1.) Go in knowing what you are looking for. When I auditioned F tubas at the Army conference, I knew I wanted an F with much more projection than my Yamaha. A secondary concern was getting one with a characteristic German F tuba sound that I had in my head.

2.) Go in with a piece of music that you have played so much on your current instrument that you know exactly how it plays and what it sounds like. It need not be technical. The tune I made you listen to is the sort of thing that works for me. It was simple, committed to memory, and allowed me the time to assess sound and the ability of the instrument to bend pitches and other control issues. It also went low into the danger territory for F tubas.

3.) Play around on the instruments for a bit, and then stack the ones in your price range around where you are sitting. Play your test tune on all of them.

4.) Listen for the sound reflecting back from the room.

5.) Don't worry about intonation, unless notes sound noticeably wrong and you can't fix it. You can check it later. So much of intonation is knowing the tendencies of the instrument and working with them. If the third partial is 40 cents flat, then that will sound noticeably wrong. If it's 10 cents flat, you may not notice it, but it's in the range of fixable.

6.) Get someone else to listen, too. Ask them specific questions, such as to describe the sound. You did that for me in two ways when I bought the B&S, by describing it as having more character in the sound, and by standing off in the distance of the Elephant Room to see how the choices projected. The notion of "that one sounds better" isn't helpful to me, unless it's backed up by "it sounds like a CC" or "the sound is bland and vanilla" or "the sound is fuzzy and unfocused".

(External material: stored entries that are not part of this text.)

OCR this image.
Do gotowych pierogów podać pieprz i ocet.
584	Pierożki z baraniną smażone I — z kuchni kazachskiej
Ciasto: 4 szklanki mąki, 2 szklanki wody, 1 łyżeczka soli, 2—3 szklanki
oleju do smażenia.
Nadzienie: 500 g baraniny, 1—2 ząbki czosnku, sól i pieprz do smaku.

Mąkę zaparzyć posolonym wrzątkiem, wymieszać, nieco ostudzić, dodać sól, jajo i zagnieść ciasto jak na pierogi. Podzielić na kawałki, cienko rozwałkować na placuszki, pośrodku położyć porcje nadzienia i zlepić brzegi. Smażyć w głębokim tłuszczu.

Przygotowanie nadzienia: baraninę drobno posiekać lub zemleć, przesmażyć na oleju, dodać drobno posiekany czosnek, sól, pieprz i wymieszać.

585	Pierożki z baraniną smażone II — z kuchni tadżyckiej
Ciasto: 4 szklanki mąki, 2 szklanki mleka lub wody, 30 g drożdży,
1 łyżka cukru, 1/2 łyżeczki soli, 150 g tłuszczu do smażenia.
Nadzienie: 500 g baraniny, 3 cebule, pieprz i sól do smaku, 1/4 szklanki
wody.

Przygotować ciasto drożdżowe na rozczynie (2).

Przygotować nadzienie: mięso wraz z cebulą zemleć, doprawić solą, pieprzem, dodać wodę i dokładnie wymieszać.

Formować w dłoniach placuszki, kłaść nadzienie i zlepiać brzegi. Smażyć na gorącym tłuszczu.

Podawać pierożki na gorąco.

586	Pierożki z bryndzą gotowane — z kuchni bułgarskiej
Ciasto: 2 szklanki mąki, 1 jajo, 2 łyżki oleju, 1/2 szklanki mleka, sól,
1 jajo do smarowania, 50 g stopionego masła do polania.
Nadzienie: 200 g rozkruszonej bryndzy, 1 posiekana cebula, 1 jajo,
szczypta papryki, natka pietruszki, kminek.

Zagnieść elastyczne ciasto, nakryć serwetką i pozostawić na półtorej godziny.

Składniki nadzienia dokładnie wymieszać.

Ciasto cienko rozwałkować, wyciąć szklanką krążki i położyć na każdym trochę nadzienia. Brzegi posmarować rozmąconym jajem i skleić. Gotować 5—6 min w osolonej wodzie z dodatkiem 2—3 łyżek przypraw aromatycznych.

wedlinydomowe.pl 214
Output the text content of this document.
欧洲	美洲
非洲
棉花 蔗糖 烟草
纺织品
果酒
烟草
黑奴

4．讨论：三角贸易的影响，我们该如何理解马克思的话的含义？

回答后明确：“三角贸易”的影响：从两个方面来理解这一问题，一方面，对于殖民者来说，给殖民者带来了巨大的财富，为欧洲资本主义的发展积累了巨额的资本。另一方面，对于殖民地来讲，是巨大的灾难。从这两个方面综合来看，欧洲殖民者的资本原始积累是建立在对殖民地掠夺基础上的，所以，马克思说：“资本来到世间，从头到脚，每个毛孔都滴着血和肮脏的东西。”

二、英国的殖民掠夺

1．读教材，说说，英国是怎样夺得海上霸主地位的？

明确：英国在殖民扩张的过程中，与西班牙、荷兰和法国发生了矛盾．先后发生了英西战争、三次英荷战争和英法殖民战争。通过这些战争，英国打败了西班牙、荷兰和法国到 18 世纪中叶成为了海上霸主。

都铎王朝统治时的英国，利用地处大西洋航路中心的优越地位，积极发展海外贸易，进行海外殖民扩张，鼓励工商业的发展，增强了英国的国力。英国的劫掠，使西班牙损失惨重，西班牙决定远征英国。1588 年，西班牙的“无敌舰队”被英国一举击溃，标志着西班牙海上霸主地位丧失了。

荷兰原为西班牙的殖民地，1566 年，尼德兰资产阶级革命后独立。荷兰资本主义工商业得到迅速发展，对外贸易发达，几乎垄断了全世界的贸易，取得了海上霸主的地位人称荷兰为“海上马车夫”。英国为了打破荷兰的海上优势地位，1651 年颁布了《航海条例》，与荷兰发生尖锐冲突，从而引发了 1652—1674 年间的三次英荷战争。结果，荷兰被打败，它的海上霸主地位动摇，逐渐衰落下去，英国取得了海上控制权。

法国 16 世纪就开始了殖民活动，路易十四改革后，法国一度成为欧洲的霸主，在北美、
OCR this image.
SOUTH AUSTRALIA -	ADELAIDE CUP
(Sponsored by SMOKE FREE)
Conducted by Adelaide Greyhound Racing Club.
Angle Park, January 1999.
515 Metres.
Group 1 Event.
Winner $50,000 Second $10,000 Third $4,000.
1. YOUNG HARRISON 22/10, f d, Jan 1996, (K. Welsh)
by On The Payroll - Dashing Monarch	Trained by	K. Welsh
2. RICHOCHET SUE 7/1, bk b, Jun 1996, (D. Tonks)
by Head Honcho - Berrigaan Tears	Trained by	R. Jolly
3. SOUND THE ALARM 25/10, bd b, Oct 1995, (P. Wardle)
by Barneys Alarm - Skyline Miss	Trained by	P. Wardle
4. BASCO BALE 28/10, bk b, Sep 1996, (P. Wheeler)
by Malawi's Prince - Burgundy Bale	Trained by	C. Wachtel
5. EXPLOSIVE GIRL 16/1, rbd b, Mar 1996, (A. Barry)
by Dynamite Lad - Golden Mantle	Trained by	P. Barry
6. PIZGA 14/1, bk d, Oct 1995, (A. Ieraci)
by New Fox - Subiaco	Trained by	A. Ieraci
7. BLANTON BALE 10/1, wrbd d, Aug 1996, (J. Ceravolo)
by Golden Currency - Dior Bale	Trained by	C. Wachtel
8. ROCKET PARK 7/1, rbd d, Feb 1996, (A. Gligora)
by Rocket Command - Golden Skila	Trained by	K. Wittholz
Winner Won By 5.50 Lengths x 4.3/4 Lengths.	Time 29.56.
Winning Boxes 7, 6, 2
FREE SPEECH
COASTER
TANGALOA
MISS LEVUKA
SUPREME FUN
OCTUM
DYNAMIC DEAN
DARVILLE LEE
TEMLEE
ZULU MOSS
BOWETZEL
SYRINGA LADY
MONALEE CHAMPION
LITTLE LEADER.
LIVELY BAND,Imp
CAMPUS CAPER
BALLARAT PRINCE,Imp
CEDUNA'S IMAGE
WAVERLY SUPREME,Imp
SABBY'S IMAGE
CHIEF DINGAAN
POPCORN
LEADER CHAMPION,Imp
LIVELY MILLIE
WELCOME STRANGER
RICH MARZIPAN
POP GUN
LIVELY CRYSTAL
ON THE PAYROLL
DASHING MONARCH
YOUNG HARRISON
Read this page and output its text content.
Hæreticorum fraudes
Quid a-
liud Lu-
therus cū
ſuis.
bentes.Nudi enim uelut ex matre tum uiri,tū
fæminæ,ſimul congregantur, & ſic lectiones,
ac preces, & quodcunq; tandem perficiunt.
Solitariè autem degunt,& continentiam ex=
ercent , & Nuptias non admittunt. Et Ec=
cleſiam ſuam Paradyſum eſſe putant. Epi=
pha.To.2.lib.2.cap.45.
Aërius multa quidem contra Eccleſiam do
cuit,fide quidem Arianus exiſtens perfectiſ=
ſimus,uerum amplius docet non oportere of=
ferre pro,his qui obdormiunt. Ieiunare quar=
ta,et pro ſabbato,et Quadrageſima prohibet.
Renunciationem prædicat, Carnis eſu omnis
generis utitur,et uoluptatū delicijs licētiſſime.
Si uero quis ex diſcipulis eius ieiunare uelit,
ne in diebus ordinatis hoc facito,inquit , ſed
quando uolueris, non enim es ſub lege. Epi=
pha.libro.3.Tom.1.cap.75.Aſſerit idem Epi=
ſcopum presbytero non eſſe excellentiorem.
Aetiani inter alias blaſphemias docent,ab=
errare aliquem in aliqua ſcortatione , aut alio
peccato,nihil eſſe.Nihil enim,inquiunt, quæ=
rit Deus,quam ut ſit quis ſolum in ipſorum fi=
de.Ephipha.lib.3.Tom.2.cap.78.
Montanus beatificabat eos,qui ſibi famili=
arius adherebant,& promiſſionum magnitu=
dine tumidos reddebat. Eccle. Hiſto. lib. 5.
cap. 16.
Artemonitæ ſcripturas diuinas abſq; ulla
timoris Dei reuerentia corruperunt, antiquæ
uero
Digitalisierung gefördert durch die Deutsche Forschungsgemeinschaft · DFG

7.) Make sure your current instrument (or one just like it) is in the short list. Any instrument you buy has to be different in some useful way than the one you already own or use. When I went to play the Holton, I took the York Master with me. When I played the F's, I brought a Yamaha very similar to mine along for comparison. Those are reality checks that protect you from an infatuation that won't turn into love.